Tabletop Handybot Is Handy, And Powered By AI

Decently useful AI has been around for a little while now, and robotic arms have been around much longer. Yet somehow, we don’t have little robot helpers on our desks yet! Thankfully, [Yifei] is working towards that reality with Tabletop Handybot.

What [Yifei] has developed is a robotic arm that accepts voice commands. The robot relies on a Realsense D435 RGB-D camera, which provides color vision with depth information as well. Grounding DINO is used for object detection on the RGB images. Segment Anything and Open3D are used for further processing of the visual and depth data to help the robot understand what it’s looking at. Meanwhile, voice commands are interpreted via OpenAI Whisper, which can feed prompts to ChatGPT for further processing.

[Yifei] demonstrates his robot picking up markers on command, which is a pretty cool demo. With so many modern AI tools available, we’re getting closer to the ideal of robots that can understand and execute on general spoken instructions. This is a great example. We may not be all the way there yet, but perhaps soon. Video after the break.

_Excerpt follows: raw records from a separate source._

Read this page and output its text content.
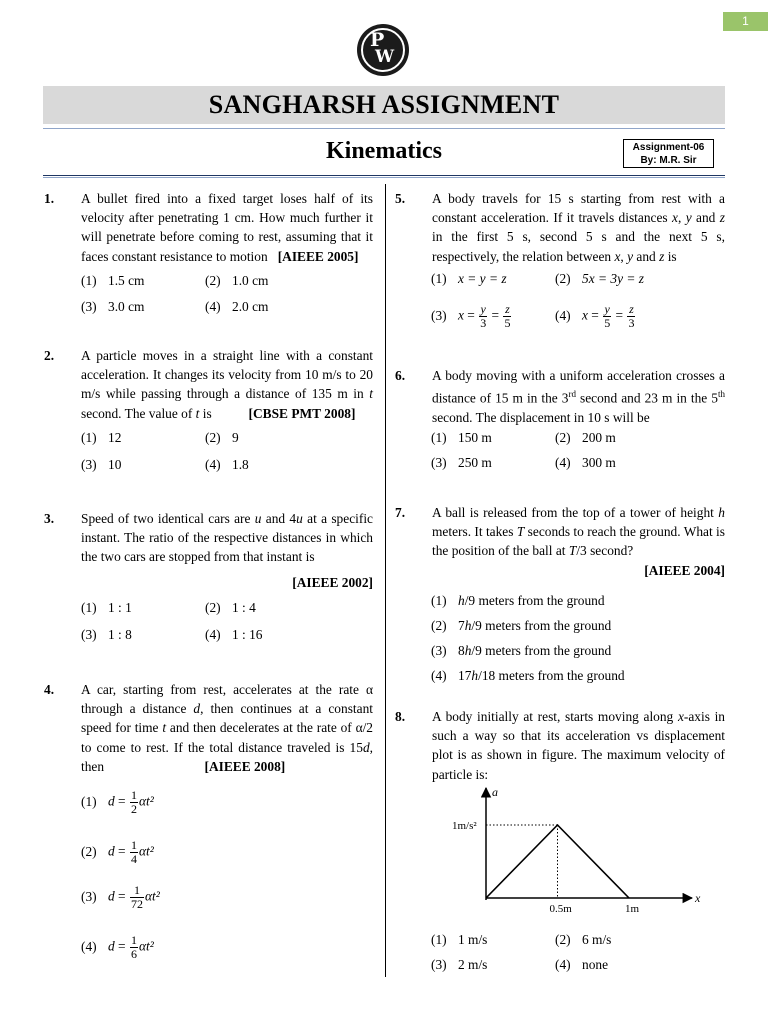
1
P
W
SANGHARSH ASSIGNMENT
Kinematics	Assignment-06
By: M.R. Sir
1. A bullet fired into a fixed target loses half of its velocity after penetrating 1 cm. How much further it will penetrate before coming to rest, assuming that it faces constant resistance to motion [AIEEE 2005]
(1) 1.5 cm	(2) 1.0 cm
(3) 3.0 cm	(4) 2.0 cm
2. A particle moves in a straight line with a constant acceleration. It changes its velocity from 10 m/s to 20 m/s while passing through a distance of 135 m in t second. The value of t is	[CBSE PMT 2008]
(1) 12	(2) 9
(3) 10	(4) 1.8
3. Speed of two identical cars are u and 4u at a specific instant. The ratio of the respective distances in which the two cars are stopped from that instant is
[AIEEE 2002]
(1) 1 : 1	(2) 1 : 4
(3) 1 : 8	(4) 1 : 16
4. A car, starting from rest, accelerates at the rate α through a distance d, then continues at a constant speed for time t and then decelerates at the rate of α/2 to come to rest. If the total distance traveled is 15d, then	[AIEEE 2008]
(1) $d = \frac{1}{2} \alpha t^2$
(2) $d = \frac{1}{4} \alpha t^2$
(3) $d = \frac{1}{72} \alpha t^2$
(4) $d = \frac{1}{6} \alpha t^2$
5. A body travels for 15 s starting from rest with a constant acceleration. If it travels distances x, y and z in the first 5 s, second 5 s and the next 5 s, respectively, the relation between x, y and z is
(1) x = y = z	(2) 5x = 3y = z
(3) $x = \frac{y}{3} = \frac{z}{5}$	(4) $x = \frac{y}{5} = \frac{z}{3}$
6. A body moving with a uniform acceleration crosses a distance of 15 m in the 3rd second and 23 m in the 5th second. The displacement in 10 s will be
(1) 150 m	(2) 200 m
(3) 250 m	(4) 300 m
7. A ball is released from the top of a tower of height h meters. It takes T seconds to reach the ground. What is the position of the ball at T/3 second?
[AIEEE 2004]
(1) h/9 meters from the ground
(2) 7h/9 meters from the ground
(3) 8h/9 meters from the ground
(4) 17h/18 meters from the ground
8. A body initially at rest, starts moving along x-axis in such a way so that its acceleration vs displacement plot is as shown in figure. The maximum velocity of particle is:
a
x
1m/s²
0.5m	1m
(1) 1 m/s	(2) 6 m/s
(3) 2 m/s	(4) none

15 thoughts on “Tabletop Handybot Is Handy, And Powered By AI

  1. Oh my. Bulding robotics with depencies to some Cloud LLM service is a big big NO-GO for me as it should be with anybody.

    Beyond the simple network outage that leaves the robot brain-dead, to malicious data injection in the LLM that potentially could trigger unwanted effects / reactions of the robot, to simply non- / hardly- reproducible results for industrial applications, there is just too much that can go wrong

    1. To your point, I’d love to see some efforts to create an “AI Firewall” that can filter malicious behavior and prevent damage. I don’t know what that looks like, but a cool idea nonetheless . I do however think this is an instance where “we” decide that the reward is worth the risk until someone proves that the negative hypothetical is reality or until an actual local alternative is viable. That being said, the actual resource cost to run an LLM might be the best firewall at the moment.